Remarks on these definitions:
* `name` identifies the Spider. It must be unique within a project, that is, you can’t set the same name for different Spiders.

* `start_requests()` must return an iterable of Requests (you can return a list of requests or write a generator function) which the Spider will begin to crawl from. Subsequent requests will be generated successively from these initial requests.

* `parse()` a method that will be called to handle the response downloaded for each of the requests made. The response parameter is an instance of TextResponse that holds the page content and has further helpful methods to handle it.
The `parse()` method usually parses the response, extracting the scraped data as dicts and also finding new URLs to follow and creating new requests (`Request`) from them.

4. Go to the top-level directory (`tutorial`) and run `scrapy crawl quotes`.
5. Look around (`ls`) the directory.

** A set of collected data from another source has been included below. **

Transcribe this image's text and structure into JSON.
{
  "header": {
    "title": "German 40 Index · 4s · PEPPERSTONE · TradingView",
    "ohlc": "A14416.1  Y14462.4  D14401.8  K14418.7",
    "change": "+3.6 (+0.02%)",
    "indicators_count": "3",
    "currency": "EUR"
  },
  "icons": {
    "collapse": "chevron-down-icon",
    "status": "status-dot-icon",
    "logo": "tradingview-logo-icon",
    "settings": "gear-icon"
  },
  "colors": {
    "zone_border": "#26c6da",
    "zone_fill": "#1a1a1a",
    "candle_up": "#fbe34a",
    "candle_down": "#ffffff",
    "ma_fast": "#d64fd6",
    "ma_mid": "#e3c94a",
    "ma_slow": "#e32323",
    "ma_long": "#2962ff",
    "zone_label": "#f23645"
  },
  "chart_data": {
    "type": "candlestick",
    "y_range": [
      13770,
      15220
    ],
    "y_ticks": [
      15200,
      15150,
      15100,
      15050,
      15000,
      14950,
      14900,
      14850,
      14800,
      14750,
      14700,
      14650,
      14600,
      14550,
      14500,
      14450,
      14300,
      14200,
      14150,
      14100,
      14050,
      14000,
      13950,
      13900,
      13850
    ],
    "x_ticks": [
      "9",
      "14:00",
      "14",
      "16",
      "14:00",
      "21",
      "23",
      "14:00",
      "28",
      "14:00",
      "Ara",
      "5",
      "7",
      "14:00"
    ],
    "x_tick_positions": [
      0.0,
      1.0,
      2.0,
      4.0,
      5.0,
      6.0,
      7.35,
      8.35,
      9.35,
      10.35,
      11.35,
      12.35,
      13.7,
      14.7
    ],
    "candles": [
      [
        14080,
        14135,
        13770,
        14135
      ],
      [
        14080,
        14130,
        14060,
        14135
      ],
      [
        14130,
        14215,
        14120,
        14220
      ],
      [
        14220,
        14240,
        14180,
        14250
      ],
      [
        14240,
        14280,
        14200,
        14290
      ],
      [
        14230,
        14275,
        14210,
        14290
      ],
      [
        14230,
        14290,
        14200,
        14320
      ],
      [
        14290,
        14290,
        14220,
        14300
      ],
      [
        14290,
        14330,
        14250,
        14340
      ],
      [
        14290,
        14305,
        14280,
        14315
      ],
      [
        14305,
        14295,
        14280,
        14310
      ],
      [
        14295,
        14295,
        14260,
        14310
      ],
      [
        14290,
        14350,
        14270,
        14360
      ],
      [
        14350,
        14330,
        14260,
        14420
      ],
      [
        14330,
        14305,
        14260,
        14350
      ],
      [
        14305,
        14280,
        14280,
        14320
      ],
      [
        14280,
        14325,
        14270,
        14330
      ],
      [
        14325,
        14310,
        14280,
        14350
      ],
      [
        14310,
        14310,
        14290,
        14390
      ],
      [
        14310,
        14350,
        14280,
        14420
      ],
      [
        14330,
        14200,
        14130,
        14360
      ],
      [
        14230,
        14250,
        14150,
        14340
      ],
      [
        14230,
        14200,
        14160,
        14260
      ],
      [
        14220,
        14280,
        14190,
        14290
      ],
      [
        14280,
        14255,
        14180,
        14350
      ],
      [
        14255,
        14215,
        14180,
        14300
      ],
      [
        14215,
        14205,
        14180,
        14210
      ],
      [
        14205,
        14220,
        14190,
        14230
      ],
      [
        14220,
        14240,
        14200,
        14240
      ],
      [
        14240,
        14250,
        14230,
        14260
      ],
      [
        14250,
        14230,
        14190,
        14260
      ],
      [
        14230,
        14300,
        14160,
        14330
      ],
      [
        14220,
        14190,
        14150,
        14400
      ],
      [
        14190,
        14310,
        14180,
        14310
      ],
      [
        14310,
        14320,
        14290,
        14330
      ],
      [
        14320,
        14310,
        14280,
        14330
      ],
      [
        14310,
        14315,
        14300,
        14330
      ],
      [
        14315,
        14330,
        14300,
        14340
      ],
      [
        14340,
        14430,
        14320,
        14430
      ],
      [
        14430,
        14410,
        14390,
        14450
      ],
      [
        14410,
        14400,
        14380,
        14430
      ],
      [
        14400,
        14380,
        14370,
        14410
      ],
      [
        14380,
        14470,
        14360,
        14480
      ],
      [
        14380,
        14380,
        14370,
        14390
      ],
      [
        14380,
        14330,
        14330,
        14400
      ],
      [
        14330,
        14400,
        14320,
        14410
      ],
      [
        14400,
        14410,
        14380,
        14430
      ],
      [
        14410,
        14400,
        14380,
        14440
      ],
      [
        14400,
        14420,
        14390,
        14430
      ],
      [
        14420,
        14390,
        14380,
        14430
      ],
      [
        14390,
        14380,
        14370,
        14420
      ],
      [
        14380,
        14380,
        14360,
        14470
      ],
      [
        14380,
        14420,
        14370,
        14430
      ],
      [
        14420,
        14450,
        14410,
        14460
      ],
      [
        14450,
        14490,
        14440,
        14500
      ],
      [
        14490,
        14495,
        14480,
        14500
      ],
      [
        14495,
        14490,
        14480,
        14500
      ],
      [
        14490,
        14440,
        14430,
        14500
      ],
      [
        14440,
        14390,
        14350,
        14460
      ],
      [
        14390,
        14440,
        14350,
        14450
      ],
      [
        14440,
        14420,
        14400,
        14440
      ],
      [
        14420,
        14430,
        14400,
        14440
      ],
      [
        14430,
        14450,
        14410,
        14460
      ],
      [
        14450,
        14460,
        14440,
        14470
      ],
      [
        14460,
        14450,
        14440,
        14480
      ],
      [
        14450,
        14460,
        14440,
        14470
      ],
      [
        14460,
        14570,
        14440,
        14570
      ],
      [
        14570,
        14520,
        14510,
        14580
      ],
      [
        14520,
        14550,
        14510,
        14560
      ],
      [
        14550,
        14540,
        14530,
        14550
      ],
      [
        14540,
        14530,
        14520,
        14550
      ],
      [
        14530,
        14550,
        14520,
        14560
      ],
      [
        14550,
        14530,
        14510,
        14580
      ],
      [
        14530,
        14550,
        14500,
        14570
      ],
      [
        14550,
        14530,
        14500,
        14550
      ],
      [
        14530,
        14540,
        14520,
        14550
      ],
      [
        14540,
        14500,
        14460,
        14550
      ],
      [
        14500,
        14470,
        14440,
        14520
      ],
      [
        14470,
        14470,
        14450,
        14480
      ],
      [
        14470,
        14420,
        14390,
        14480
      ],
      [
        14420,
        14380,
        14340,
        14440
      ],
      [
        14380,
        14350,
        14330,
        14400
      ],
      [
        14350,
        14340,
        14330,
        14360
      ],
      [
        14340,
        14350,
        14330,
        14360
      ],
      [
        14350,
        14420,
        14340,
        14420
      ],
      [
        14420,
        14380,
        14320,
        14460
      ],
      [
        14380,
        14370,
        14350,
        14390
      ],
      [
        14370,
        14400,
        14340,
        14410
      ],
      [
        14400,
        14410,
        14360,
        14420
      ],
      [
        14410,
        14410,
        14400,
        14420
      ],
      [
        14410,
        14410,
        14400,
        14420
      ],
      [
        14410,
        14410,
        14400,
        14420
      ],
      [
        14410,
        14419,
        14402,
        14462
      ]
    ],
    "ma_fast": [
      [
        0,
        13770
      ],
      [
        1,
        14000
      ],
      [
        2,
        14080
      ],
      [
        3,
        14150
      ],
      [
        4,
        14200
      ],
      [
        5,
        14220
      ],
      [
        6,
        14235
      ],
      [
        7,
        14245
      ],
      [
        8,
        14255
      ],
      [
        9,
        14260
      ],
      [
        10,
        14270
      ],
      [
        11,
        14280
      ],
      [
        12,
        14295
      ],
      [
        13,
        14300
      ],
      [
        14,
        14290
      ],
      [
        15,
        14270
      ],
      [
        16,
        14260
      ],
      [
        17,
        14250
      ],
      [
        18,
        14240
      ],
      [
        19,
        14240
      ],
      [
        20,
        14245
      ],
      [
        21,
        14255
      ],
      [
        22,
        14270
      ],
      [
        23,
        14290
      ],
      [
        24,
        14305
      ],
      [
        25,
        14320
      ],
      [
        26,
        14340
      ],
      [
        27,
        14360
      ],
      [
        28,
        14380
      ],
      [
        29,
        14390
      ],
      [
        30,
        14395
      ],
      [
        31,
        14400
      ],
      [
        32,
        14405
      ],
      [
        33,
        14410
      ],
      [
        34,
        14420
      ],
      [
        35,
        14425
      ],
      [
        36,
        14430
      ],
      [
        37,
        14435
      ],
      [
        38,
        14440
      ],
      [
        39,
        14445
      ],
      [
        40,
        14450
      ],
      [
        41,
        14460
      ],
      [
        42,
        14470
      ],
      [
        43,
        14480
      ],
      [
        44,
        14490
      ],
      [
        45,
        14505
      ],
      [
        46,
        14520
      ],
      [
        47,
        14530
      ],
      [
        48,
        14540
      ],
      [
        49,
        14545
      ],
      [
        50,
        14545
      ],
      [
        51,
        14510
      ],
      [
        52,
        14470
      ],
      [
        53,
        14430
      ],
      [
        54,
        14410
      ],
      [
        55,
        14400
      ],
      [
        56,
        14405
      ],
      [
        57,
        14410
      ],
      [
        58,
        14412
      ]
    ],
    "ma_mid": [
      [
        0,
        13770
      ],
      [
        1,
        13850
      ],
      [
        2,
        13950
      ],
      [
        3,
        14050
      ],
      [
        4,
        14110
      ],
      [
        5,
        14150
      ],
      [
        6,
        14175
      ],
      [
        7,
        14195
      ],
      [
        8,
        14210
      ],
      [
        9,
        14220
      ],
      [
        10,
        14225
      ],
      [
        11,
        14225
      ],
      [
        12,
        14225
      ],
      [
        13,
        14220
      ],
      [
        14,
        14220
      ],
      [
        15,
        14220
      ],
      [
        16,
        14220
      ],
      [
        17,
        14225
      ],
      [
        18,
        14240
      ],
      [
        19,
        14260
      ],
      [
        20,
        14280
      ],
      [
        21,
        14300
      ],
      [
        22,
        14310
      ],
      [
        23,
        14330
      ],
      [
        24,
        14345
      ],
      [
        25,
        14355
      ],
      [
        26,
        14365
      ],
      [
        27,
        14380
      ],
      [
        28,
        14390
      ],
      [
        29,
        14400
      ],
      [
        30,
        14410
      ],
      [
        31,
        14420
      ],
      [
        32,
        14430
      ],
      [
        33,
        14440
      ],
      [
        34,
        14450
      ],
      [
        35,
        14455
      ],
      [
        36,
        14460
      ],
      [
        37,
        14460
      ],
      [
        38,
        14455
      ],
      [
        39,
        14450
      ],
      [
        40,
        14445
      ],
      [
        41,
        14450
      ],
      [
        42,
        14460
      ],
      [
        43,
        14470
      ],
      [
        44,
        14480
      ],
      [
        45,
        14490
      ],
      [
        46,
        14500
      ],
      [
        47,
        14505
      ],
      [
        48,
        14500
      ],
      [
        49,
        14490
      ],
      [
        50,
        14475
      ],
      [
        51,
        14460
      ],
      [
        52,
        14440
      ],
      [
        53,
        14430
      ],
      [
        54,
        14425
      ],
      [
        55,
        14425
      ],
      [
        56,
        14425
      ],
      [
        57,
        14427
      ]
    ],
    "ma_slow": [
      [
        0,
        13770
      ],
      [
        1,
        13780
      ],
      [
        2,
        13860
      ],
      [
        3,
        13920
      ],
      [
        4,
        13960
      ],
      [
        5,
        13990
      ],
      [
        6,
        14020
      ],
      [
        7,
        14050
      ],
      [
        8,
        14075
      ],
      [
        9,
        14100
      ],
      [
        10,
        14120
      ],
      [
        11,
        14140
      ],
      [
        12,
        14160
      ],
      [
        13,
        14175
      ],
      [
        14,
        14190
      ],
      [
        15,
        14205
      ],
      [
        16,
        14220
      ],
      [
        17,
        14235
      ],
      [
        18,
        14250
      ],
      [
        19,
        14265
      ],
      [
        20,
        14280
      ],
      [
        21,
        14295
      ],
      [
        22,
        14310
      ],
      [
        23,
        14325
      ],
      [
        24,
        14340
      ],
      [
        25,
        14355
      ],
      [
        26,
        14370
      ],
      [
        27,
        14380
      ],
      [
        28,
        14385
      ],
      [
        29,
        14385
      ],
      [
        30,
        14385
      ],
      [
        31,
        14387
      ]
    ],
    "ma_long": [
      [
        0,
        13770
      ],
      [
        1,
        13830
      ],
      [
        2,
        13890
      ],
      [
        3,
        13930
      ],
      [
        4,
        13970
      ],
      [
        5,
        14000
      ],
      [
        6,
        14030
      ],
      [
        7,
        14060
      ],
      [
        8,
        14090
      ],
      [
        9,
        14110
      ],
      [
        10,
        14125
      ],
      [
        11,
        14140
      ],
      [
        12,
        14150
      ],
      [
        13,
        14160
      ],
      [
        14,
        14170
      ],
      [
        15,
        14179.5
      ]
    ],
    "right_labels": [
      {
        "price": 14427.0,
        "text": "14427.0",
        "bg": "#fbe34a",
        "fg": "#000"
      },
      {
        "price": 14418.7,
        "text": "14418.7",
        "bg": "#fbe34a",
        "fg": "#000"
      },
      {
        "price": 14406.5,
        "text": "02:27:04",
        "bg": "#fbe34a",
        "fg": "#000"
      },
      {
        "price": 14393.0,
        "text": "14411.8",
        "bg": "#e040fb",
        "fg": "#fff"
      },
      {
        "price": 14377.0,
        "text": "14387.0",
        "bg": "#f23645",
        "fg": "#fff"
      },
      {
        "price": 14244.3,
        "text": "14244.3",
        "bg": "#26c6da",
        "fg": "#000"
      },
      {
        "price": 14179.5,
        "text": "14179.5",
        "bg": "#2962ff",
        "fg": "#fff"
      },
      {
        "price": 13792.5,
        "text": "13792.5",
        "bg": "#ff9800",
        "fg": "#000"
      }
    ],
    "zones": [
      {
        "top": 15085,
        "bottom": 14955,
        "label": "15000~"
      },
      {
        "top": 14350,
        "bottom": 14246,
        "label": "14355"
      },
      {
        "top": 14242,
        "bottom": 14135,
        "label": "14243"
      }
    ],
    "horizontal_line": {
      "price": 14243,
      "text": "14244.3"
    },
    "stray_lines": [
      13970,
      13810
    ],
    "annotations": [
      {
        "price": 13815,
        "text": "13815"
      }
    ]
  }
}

Examine the new files.

What you'll notice about this example is that we really didn't do any parsing. Let's fix that by updating our spider. Replace the parse method definition in `quotes_spider.py` with the new one below:

(*Remark* you can use the scrapy shell to play with the methods used below: `scrapy shell "some_url.com"`)

In [None]:
def parse(self, response):
    for quote in response.css('div.quote'):
        yield {
            'text': quote.css('span.text::text').extract_first(),
            'author': quote.css('small.author::text').extract_first(),
            'tags': quote.css('div.tags a.tag::text').extract(),
        }


Finally, run the command `scrapy crawl quotes -o quotes.json` to extract data from these pages and store the parsed results in the file `quotes.json`.

Then take a look (e.g. `cat quotes.json`).

We are sort of scraping, but there is no *crawling* to speak of. What does that mean, crawling? Let's see how to follow links.

Replace the contents of `quotes_spider.py` with the code below. Note that this one also uses the `start_urls` shortcut (which you can read about on the tutorial page).

In [53]:
import scrapy

class QuotesSpider(scrapy.Spider):
    name = "quotes"
    start_urls = [
        'http://quotes.toscrape.com/page/1/',
    ]

    def parse(self, response):
        for quote in response.css('div.quote'):
            yield {
                'text': quote.css('span.text::text').extract_first(),
                'author': quote.css('small.author::text').extract_first(),
                'tags': quote.css('div.tags a.tag::text').extract(),
            }

        next_page = response.css('li.next a::attr(href)').extract_first()
        if next_page is not None:
            next_page = response.urljoin(next_page)
            yield scrapy.Request(next_page, callback=self.parse)

Notice what has changed: we have extracted links and included logic to move to the next one in the list. More precisely...
>Now, after extracting the data, the `parse()` method looks for the link to the next page, builds a full absolute URL using the `urljoin()` method (since the links can be relative) and yields a new request to the next page, registering itself as callback to handle the data extraction for the next page and to keep the crawling going through all the pages.

What else can you do? Here is one example of a slightly more advanced spider that scrapes author information:

In [None]:
import scrapy


class AuthorSpider(scrapy.Spider):
    name = 'author'

    start_urls = ['http://quotes.toscrape.com/']

    def parse(self, response):
        # follow links to author pages
        for href in response.css('.author + a::attr(href)'):
            yield response.follow(href, self.parse_author)

        # follow pagination links
        for href in response.css('li.next a::attr(href)'):
            yield response.follow(href, self.parse)

    def parse_author(self, response):
        def extract_with_css(query):
            return response.css(query).extract_first().strip()

        yield {
            'name': extract_with_css('h3.author-title::text'),
            'birthdate': extract_with_css('.author-born-date::text'),
            'bio': extract_with_css('.author-description::text'),
        }

From the tutorial:
>This spider will start from the main page, it will follow all the links to the authors pages calling the `parse_author` callback for each of them, and also the pagination links with the `parse` callback as we saw before.